The Boys spielt in einer Welt, in der Superkräfte real sind – die Grundprämisse vieler anderer Werke. Aber anders als das Marvel-Universum, das im Wesentlichen vom Recht des Stärkeren mit einigen gescheiterten Versuchen der Institutionalisierung lebt, beschäftigt sich der Amazon-Prime-Hit genau mit der politischen Ebene. Die Serie ist eine schwarze Komödie über „Supes“, wie die Helden dort abgekürzt werden – aber genauso eine dramatische Gesellschaftskritik, die aus liberaler Weltsicht eine Dystopie beschreibt.
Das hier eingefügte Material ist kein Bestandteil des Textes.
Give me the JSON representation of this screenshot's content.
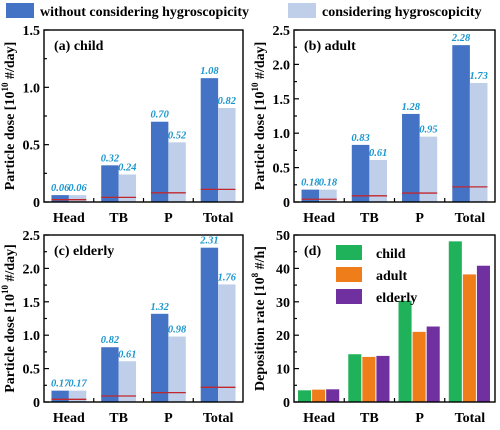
{
  "colors": {
    "without": "#4472c4",
    "with": "#bfcfea",
    "redline": "#c0282d",
    "value_label": "#1a96cf",
    "child": "#1fb25a",
    "adult": "#ef7d1a",
    "elderly": "#7030a0"
  },
  "legend": {
    "without": "without considering hygroscopicity",
    "with": "considering hygroscopicity"
  },
  "chart_data": [
    {
      "type": "bar",
      "panel": "(a) child",
      "ylabel": "Particle dose [10¹⁰ #/day]",
      "ylabel_base": "Particle dose [10",
      "ylabel_exp": "10",
      "ylabel_tail": " #/day]",
      "categories": [
        "Head",
        "TB",
        "P",
        "Total"
      ],
      "ylim": [
        0,
        1.5
      ],
      "yticks": [
        0,
        0.5,
        1.0,
        1.5
      ],
      "ytick_labels": [
        "0",
        "0.5",
        "1.0",
        "1.5"
      ],
      "series": [
        {
          "name": "without considering hygroscopicity",
          "values": [
            0.06,
            0.32,
            0.7,
            1.08
          ]
        },
        {
          "name": "considering hygroscopicity",
          "values": [
            0.06,
            0.24,
            0.52,
            0.82
          ]
        }
      ],
      "value_labels": [
        [
          "0.06",
          "0.32",
          "0.70",
          "1.08"
        ],
        [
          "0.06",
          "0.24",
          "0.52",
          "0.82"
        ]
      ],
      "red_line_values": [
        0.02,
        0.04,
        0.08,
        0.11
      ]
    },
    {
      "type": "bar",
      "panel": "(b) adult",
      "ylabel": "Particle dose [10¹⁰ #/day]",
      "ylabel_base": "Particle dose [10",
      "ylabel_exp": "10",
      "ylabel_tail": " #/day]",
      "categories": [
        "Head",
        "TB",
        "P",
        "Total"
      ],
      "ylim": [
        0,
        2.5
      ],
      "yticks": [
        0,
        0.5,
        1.0,
        1.5,
        2.0,
        2.5
      ],
      "ytick_labels": [
        "0",
        "0.5",
        "1.0",
        "1.5",
        "2.0",
        "2.5"
      ],
      "series": [
        {
          "name": "without considering hygroscopicity",
          "values": [
            0.18,
            0.83,
            1.28,
            2.28
          ]
        },
        {
          "name": "considering hygroscopicity",
          "values": [
            0.18,
            0.61,
            0.95,
            1.73
          ]
        }
      ],
      "value_labels": [
        [
          "0.18",
          "0.83",
          "1.28",
          "2.28"
        ],
        [
          "0.18",
          "0.61",
          "0.95",
          "1.73"
        ]
      ],
      "red_line_values": [
        0.04,
        0.09,
        0.13,
        0.22
      ]
    },
    {
      "type": "bar",
      "panel": "(c) elderly",
      "ylabel": "Particle dose [10¹⁰ #/day]",
      "ylabel_base": "Particle dose [10",
      "ylabel_exp": "10",
      "ylabel_tail": " #/day]",
      "categories": [
        "Head",
        "TB",
        "P",
        "Total"
      ],
      "ylim": [
        0,
        2.5
      ],
      "yticks": [
        0,
        0.5,
        1.0,
        1.5,
        2.0,
        2.5
      ],
      "ytick_labels": [
        "0",
        "0.5",
        "1.0",
        "1.5",
        "2.0",
        "2.5"
      ],
      "series": [
        {
          "name": "without considering hygroscopicity",
          "values": [
            0.17,
            0.82,
            1.32,
            2.31
          ]
        },
        {
          "name": "considering hygroscopicity",
          "values": [
            0.17,
            0.61,
            0.98,
            1.76
          ]
        }
      ],
      "value_labels": [
        [
          "0.17",
          "0.82",
          "1.32",
          "2.31"
        ],
        [
          "0.17",
          "0.61",
          "0.98",
          "1.76"
        ]
      ],
      "red_line_values": [
        0.04,
        0.09,
        0.14,
        0.22
      ]
    },
    {
      "type": "bar",
      "panel": "(d)",
      "ylabel": "Deposition rate [10⁸ #/h]",
      "ylabel_base": "Deposition rate [10",
      "ylabel_exp": "8",
      "ylabel_tail": " #/h]",
      "categories": [
        "Head",
        "TB",
        "P",
        "Total"
      ],
      "ylim": [
        0,
        50
      ],
      "yticks": [
        0,
        10,
        20,
        30,
        40,
        50
      ],
      "ytick_labels": [
        "0",
        "10",
        "20",
        "30",
        "40",
        "50"
      ],
      "series": [
        {
          "name": "child",
          "values": [
            3.5,
            14.3,
            30.3,
            48.1
          ]
        },
        {
          "name": "adult",
          "values": [
            3.7,
            13.5,
            21.0,
            38.2
          ]
        },
        {
          "name": "elderly",
          "values": [
            3.8,
            13.8,
            22.6,
            40.8
          ]
        }
      ],
      "legend_placement": "top-left"
    }
  ]
}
Die Privatisierung der Superkräfte
Ein wesentlicher Unterschied zwischen The Boys und anderen Werken mit Superhelden ist die Erklärung, woher sie ihre Superkräfte haben. Anders als im Marvel Cinematic Universe, wo vom Biss einer radioaktiven Spinne, futuristischer Technologie, Magie oder „irgendwas mit Quanten“ alles vorkommen kann, beziehen die Supes ihre Kräfte durch Compound V, ein Mittel, das vom Vought-Konzern hergestellt wird. Das ist derselbe Konzern, der diese Superhelden unter Vertrag hat.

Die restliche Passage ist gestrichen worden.